La vicenda Open Arms, dal braccio di ferro sul porto sicuro allo sbarco dei minori

La vicenda Open Arms, dal braccio di ferro sul porto sicuro allo sbarco dei minori

La vicenda Open Arms comincia il° 1 agosto 2019, con il soccorso di 124 migranti in acque Sar libiche, da parte della ong spagnola. Dopo il salvataggio, l’equipaggio della imbarcazione chiede l’assegnazione di un porto sicuro all’Italia e a Malta: è la prima di una serie di istanze in tal senso ma, come risposta, riceve il divieto di ingresso in acque italiane dall’allora ministro dell’Interno Salvini che si muove in accordo con i colleghi 5 Stelle della Difesa e dei Trasporti. Inizia il braccio di ferro con Open Arms. Due profughi e un loro familiare, nel frattempo, vengono sbarcati per motivi di salute. Sulla nave restano in 121. Il 9 agosto gli avvocati della ong fanno ricorso al tribunale dei minori chiedendo lo sbarco dei migranti non ancora maggiorenni e presentano la prima denuncia. Poche ore dopo soccorrono un altro gruppo di persone su un legno in avaria: stavolta sono in 39.

La scansione dei momenti

Il 12 agosto il tribunale di Palermo ordina lo sbarco dei minori. La nave intanto naviga verso Lampedusa e continua a chiedere a Malta e all’Italia l’assegnazione del porto sicuro. Contro il reiterato no del Viminale la ong ricorre al Tar del Lazio. Il presidente del collegio alla vigilia di Ferragosto sospende il divieto di ingresso. Dopo due giorni, quando il governo gialloverde comincia a scricchiolare, la Open Arms presenta un esposto alla Procura di Agrigento sostenendo che, a dispetto della decisione del giudice amministrativo, Salvini continua a negare l’ingresso nelle acque italiane. Nel frattempo la situazione a bordo è ingestibile: i migranti, in condizioni igienico-sanitarie precarie da ben 18 giorni, sono allo stremo. Alcuni, vedendo le coste italiane tentano di raggiungere Lampedusa a nuoto gettandosi in mare. Dalla Open Arms si torna a chiedere lo sbarco.

Decisa l’imputazione

Il 20 agosto, quando la tensione è ormai altissima, l’allora procuratore di Agrigento Luigi Patronaggio sale sulla nave per accertare le condizioni fisiche e psichiche dei migranti. È lui a parlare «di situazione esplosiva» e sequestrare l’imbarcazione superando lo stallo.

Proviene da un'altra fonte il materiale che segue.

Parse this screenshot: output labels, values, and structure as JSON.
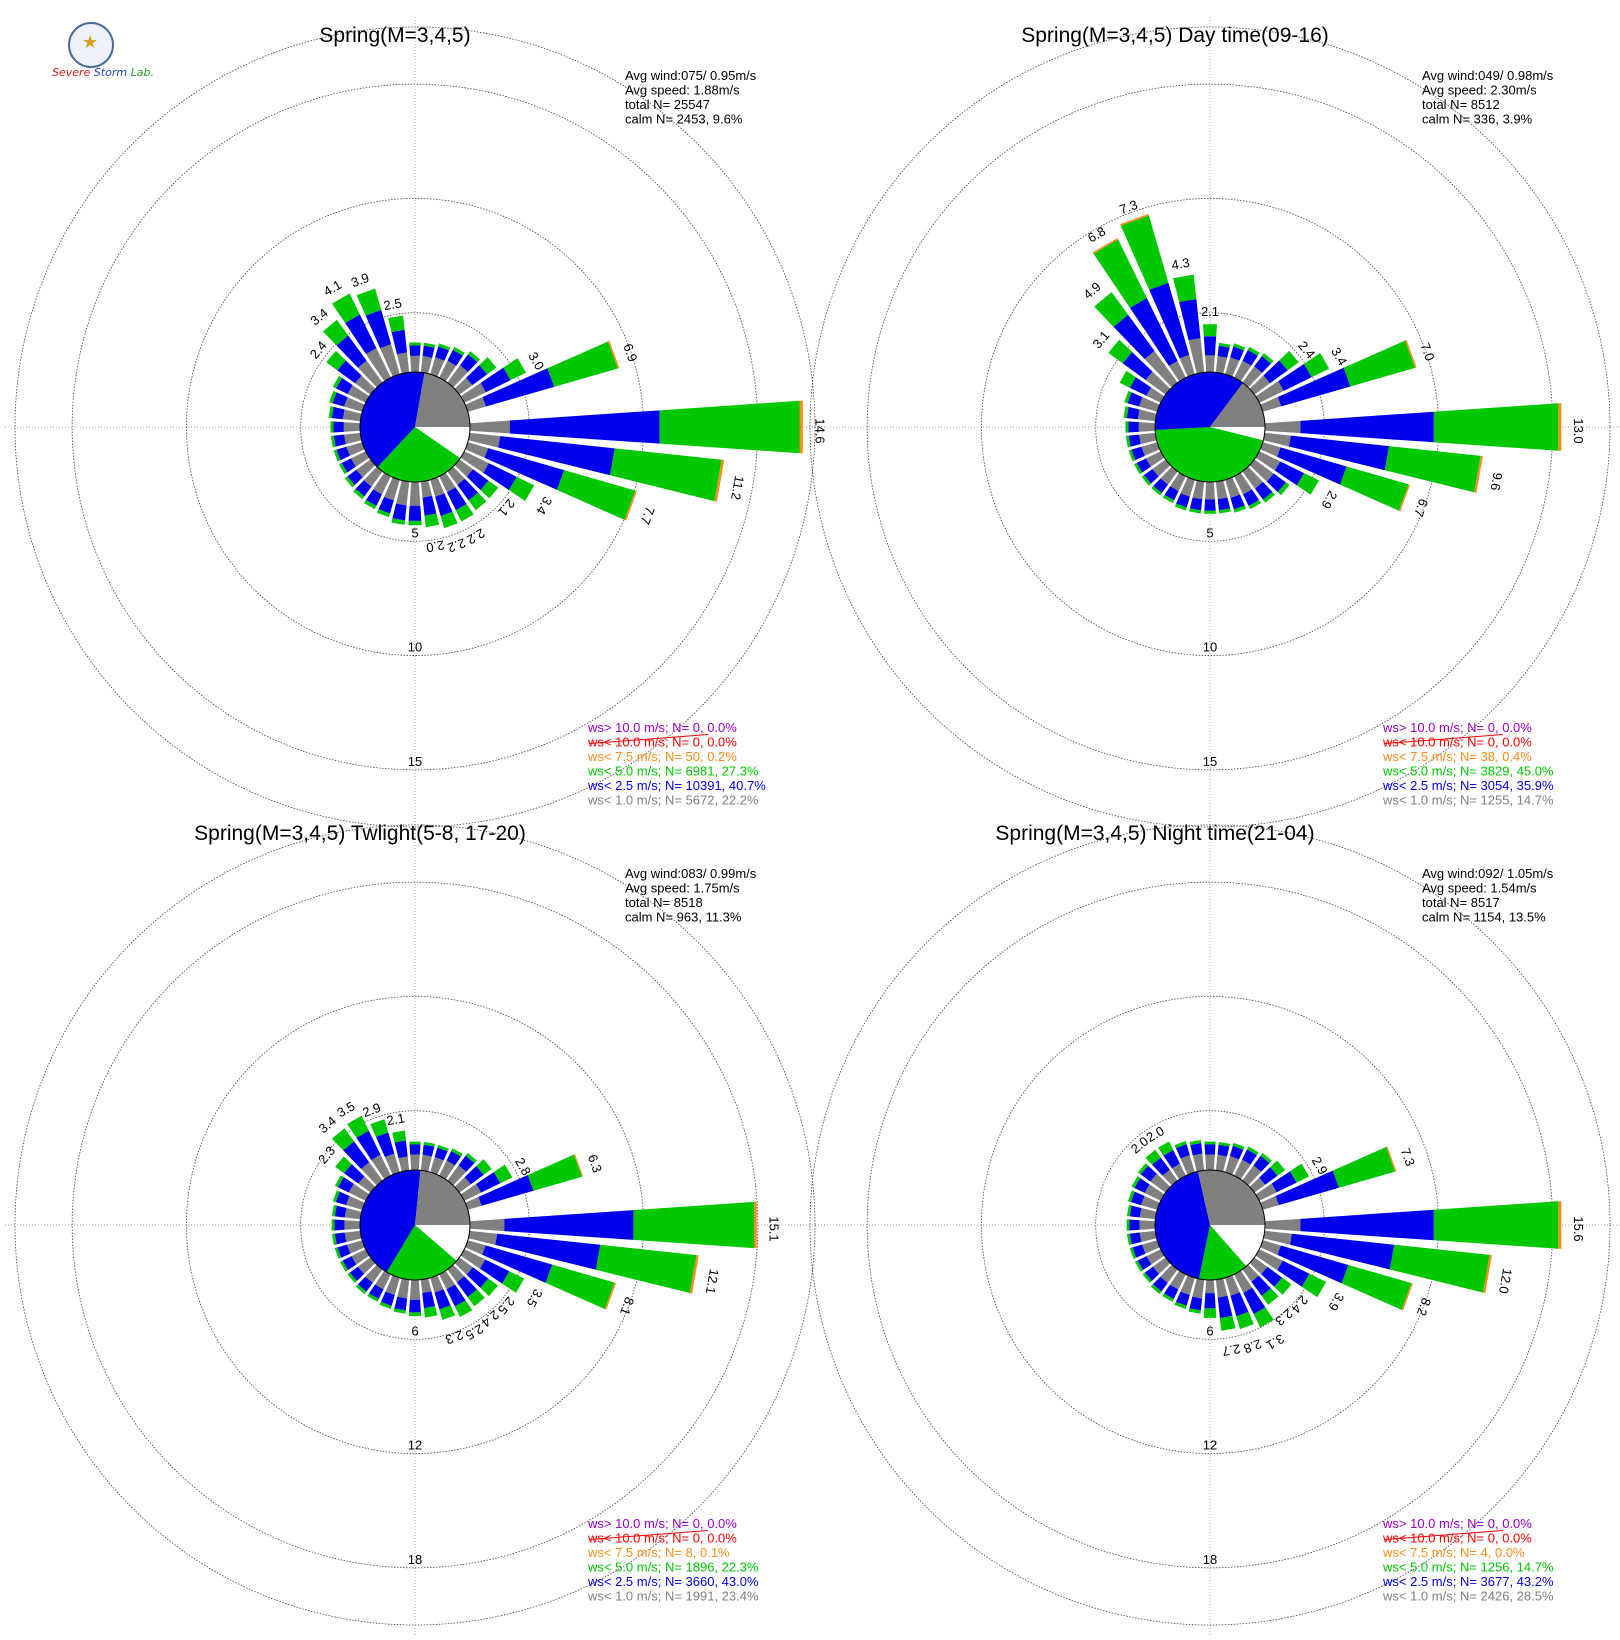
{
  "logo": {
    "text_severe": "Severe",
    "text_storm": "Storm",
    "text_lab": "Lab."
  },
  "legend_colors": [
    "#9a00c8",
    "#ff0000",
    "#ff8c1a",
    "#00c800",
    "#0000ee",
    "#808080"
  ],
  "chart_data": [
    {
      "type": "wind-rose",
      "title": "Spring(M=3,4,5)",
      "stats": [
        "Avg wind:075/ 0.95m/s",
        "Avg speed: 1.88m/s",
        "total N=       25547",
        "calm N=   2453,   9.6%"
      ],
      "ring_labels": [
        "5",
        "10",
        "15"
      ],
      "rmax": 17.5,
      "calm_pie_percent": [
        9.6,
        27.3,
        40.7,
        22.2
      ],
      "directions_deg": [
        0,
        10,
        20,
        30,
        40,
        50,
        60,
        70,
        80,
        90,
        100,
        110,
        120,
        130,
        140,
        150,
        160,
        170,
        180,
        190,
        200,
        210,
        220,
        230,
        240,
        250,
        260,
        270,
        280,
        290,
        300,
        310,
        320,
        330,
        340,
        350
      ],
      "freq": [
        1.3,
        1.3,
        1.4,
        1.5,
        1.7,
        2.0,
        3.0,
        6.9,
        null,
        14.6,
        11.2,
        7.7,
        3.4,
        2.1,
        2.1,
        2.2,
        2.2,
        2.0,
        1.9,
        1.9,
        1.7,
        1.6,
        1.5,
        1.4,
        1.3,
        1.3,
        1.3,
        1.3,
        1.4,
        1.5,
        1.6,
        2.4,
        3.4,
        4.1,
        3.9,
        2.5
      ],
      "freq_labels": [
        "",
        "",
        "",
        "",
        "",
        "",
        "3.0",
        "6.9",
        "",
        "14.6",
        "11.2",
        "7.7",
        "3.4",
        "2.1",
        "",
        "2.2",
        "2.2",
        "2.0",
        "",
        "",
        "",
        "",
        "",
        "",
        "",
        "",
        "",
        "",
        "",
        "",
        "",
        "2.4",
        "3.4",
        "4.1",
        "3.9",
        "2.5"
      ],
      "legend": [
        "ws> 10.0 m/s; N=     0,  0.0%",
        "ws< 10.0 m/s; N=     0,  0.0%",
        "ws<  7.5 m/s; N=    50,  0.2%",
        "ws<  5.0 m/s; N=  6981, 27.3%",
        "ws<  2.5 m/s; N= 10391, 40.7%",
        "ws<  1.0 m/s; N=  5672, 22.2%"
      ]
    },
    {
      "type": "wind-rose",
      "title": "Spring(M=3,4,5) Day time(09-16)",
      "stats": [
        "Avg wind:049/ 0.98m/s",
        "Avg speed: 2.30m/s",
        "total N=        8512",
        "calm N=    336,   3.9%"
      ],
      "ring_labels": [
        "5",
        "10",
        "15"
      ],
      "rmax": 17.5,
      "calm_pie_percent": [
        3.9,
        45.0,
        35.9,
        14.7
      ],
      "directions_deg": [
        0,
        10,
        20,
        30,
        40,
        50,
        60,
        70,
        80,
        90,
        100,
        110,
        120,
        130,
        140,
        150,
        160,
        170,
        180,
        190,
        200,
        210,
        220,
        230,
        240,
        250,
        260,
        270,
        280,
        290,
        300,
        310,
        320,
        330,
        340,
        350
      ],
      "freq": [
        2.1,
        1.3,
        1.4,
        1.5,
        1.6,
        2.4,
        3.4,
        7.0,
        null,
        13.0,
        9.6,
        6.7,
        2.9,
        1.9,
        1.7,
        1.6,
        1.5,
        1.4,
        1.4,
        1.4,
        1.4,
        1.3,
        1.3,
        1.3,
        1.3,
        1.3,
        1.3,
        1.3,
        1.4,
        1.5,
        2.0,
        3.1,
        4.9,
        6.8,
        7.3,
        4.3
      ],
      "freq_labels": [
        "2.1",
        "",
        "",
        "",
        "",
        "2.4",
        "3.4",
        "7.0",
        "",
        "13.0",
        "9.6",
        "6.7",
        "2.9",
        "",
        "",
        "",
        "",
        "",
        "",
        "",
        "",
        "",
        "",
        "",
        "",
        "",
        "",
        "",
        "",
        "",
        "",
        "3.1",
        "4.9",
        "6.8",
        "7.3",
        "4.3"
      ],
      "legend": [
        "ws> 10.0 m/s; N=     0,  0.0%",
        "ws< 10.0 m/s; N=     0,  0.0%",
        "ws<  7.5 m/s; N=    38,  0.4%",
        "ws<  5.0 m/s; N=  3829, 45.0%",
        "ws<  2.5 m/s; N=  3054, 35.9%",
        "ws<  1.0 m/s; N=  1255, 14.7%"
      ]
    },
    {
      "type": "wind-rose",
      "title": "Spring(M=3,4,5) Twlight(5-8, 17-20)",
      "stats": [
        "Avg wind:083/ 0.99m/s",
        "Avg speed: 1.75m/s",
        "total N=        8518",
        "calm N=    963,  11.3%"
      ],
      "ring_labels": [
        "6",
        "12",
        "18"
      ],
      "rmax": 21,
      "calm_pie_percent": [
        11.3,
        22.3,
        43.0,
        23.4
      ],
      "directions_deg": [
        0,
        10,
        20,
        30,
        40,
        50,
        60,
        70,
        80,
        90,
        100,
        110,
        120,
        130,
        140,
        150,
        160,
        170,
        180,
        190,
        200,
        210,
        220,
        230,
        240,
        250,
        260,
        270,
        280,
        290,
        300,
        310,
        320,
        330,
        340,
        350
      ],
      "freq": [
        1.5,
        1.5,
        1.5,
        1.6,
        1.8,
        2.1,
        2.8,
        6.3,
        null,
        15.1,
        12.1,
        8.1,
        3.5,
        2.5,
        2.4,
        2.5,
        2.3,
        2.0,
        1.9,
        1.8,
        1.7,
        1.6,
        1.6,
        1.5,
        1.5,
        1.5,
        1.5,
        1.5,
        1.5,
        1.6,
        1.8,
        2.3,
        3.4,
        3.5,
        2.9,
        2.1
      ],
      "freq_labels": [
        "",
        "",
        "",
        "",
        "",
        "",
        "2.8",
        "6.3",
        "",
        "15.1",
        "12.1",
        "8.1",
        "3.5",
        "2.5",
        "2.4",
        "2.5",
        "2.3",
        "",
        "",
        "",
        "",
        "",
        "",
        "",
        "",
        "",
        "",
        "",
        "",
        "",
        "",
        "2.3",
        "3.4",
        "3.5",
        "2.9",
        "2.1"
      ],
      "legend": [
        "ws> 10.0 m/s; N=     0,  0.0%",
        "ws< 10.0 m/s; N=     0,  0.0%",
        "ws<  7.5 m/s; N=     8,  0.1%",
        "ws<  5.0 m/s; N=  1896, 22.3%",
        "ws<  2.5 m/s; N=  3660, 43.0%",
        "ws<  1.0 m/s; N=  1991, 23.4%"
      ]
    },
    {
      "type": "wind-rose",
      "title": "Spring(M=3,4,5) Night time(21-04)",
      "stats": [
        "Avg wind:092/ 1.05m/s",
        "Avg speed: 1.54m/s",
        "total N=        8517",
        "calm N=   1154,  13.5%"
      ],
      "ring_labels": [
        "6",
        "12",
        "18"
      ],
      "rmax": 21,
      "calm_pie_percent": [
        13.5,
        14.7,
        43.2,
        28.5
      ],
      "directions_deg": [
        0,
        10,
        20,
        30,
        40,
        50,
        60,
        70,
        80,
        90,
        100,
        110,
        120,
        130,
        140,
        150,
        160,
        170,
        180,
        190,
        200,
        210,
        220,
        230,
        240,
        250,
        260,
        270,
        280,
        290,
        300,
        310,
        320,
        330,
        340,
        350
      ],
      "freq": [
        1.5,
        1.5,
        1.6,
        1.7,
        1.8,
        2.0,
        2.9,
        7.3,
        null,
        15.6,
        12.0,
        8.2,
        3.9,
        2.4,
        2.3,
        3.1,
        2.8,
        2.7,
        2.0,
        1.8,
        1.7,
        1.6,
        1.6,
        1.5,
        1.5,
        1.5,
        1.5,
        1.5,
        1.5,
        1.6,
        1.7,
        1.8,
        2.0,
        2.0,
        1.7,
        1.6
      ],
      "freq_labels": [
        "",
        "",
        "",
        "",
        "",
        "",
        "2.9",
        "7.3",
        "",
        "15.6",
        "12.0",
        "8.2",
        "3.9",
        "2.4",
        "2.3",
        "3.1",
        "2.8",
        "2.7",
        "",
        "",
        "",
        "",
        "",
        "",
        "",
        "",
        "",
        "",
        "",
        "",
        "",
        "",
        "2.0",
        "2.0",
        "",
        ""
      ],
      "legend": [
        "ws> 10.0 m/s; N=     0,  0.0%",
        "ws< 10.0 m/s; N=     0,  0.0%",
        "ws<  7.5 m/s; N=     4,  0.0%",
        "ws<  5.0 m/s; N=  1256, 14.7%",
        "ws<  2.5 m/s; N=  3677, 43.2%",
        "ws<  1.0 m/s; N=  2426, 28.5%"
      ]
    }
  ]
}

A bordo, degli iniziali 164 soccorsi in acque Sar libiche, dopo i trasferimenti per motivi medici, sono rimasti in 88. La Procura di Agrigento avvia accertamenti. L’esito delle indagini e l’individuazione della responsabilità nel ministro Salvini impongono l’iscrizione nel registro degli indagati del leader leghista per sequestro di persona e rifiuto d’atti d’ufficio in concorso con il suo capo di Gabinetto Matteo Piantedosi. Per competenza le carte vengono trasmesse ai pm di Palermo – il capoluogo è sede del tribunale dei ministri – che poi formula l’imputazione per Salvini mentre archivia per Piantedosi.

Le tappe del processo

Il 1° febbraio del 2020 il collegio manda gli atti al Senato per l’autorizzazione a procedere. Palazzo Madama, a differenza di quel che accadde per il caso gemello della nave della Marina Diciotti, a cui pure fu impedito lo sbarco, stavolta dice sì. Il 17 aprile 2021 il gup Lorenzo Jannelli dispone il rinvio a giudizio. Il 15 settembre 2021 comincia il processo. Un dibattimento, andato avanti per oltre tre anni e 24 udienze, durante le quali hanno testimoniato, tra gli altri, l’ex presidente del Consiglio Giuseppe Conte, l’ex ministro degli esteri Giuseppe Di Maio e l’attuale ministro dell’Interno Matteo Piantedosi.

La linea del ministro

«La politica del Governo era di contrasto al traffico degli esseri umani e di coinvolgimento dell’ Europa», dice ai giudici Salvini nel corso di lunghissime dichiarazioni spontanee. Il leader della Lega torna più volte sulla totale concordia da parte della maggioranza sulla gestione dei fenomeni migratori ricordando che Conte, aveva cambiato posizione sulla vicenda solo a metà agosto, in piena crisi di governo. Il 14 settembre la Procura chiede la condanna di Salvini a 6 anni di carcere per «l’intenzionale e consapevole spregio delle regole e diniego consapevole e volontario verso la libertà personale di 147 persone», dicono i pm Gery Ferrara, Giorgia Righi e l’aggiunta Marzia Sabella.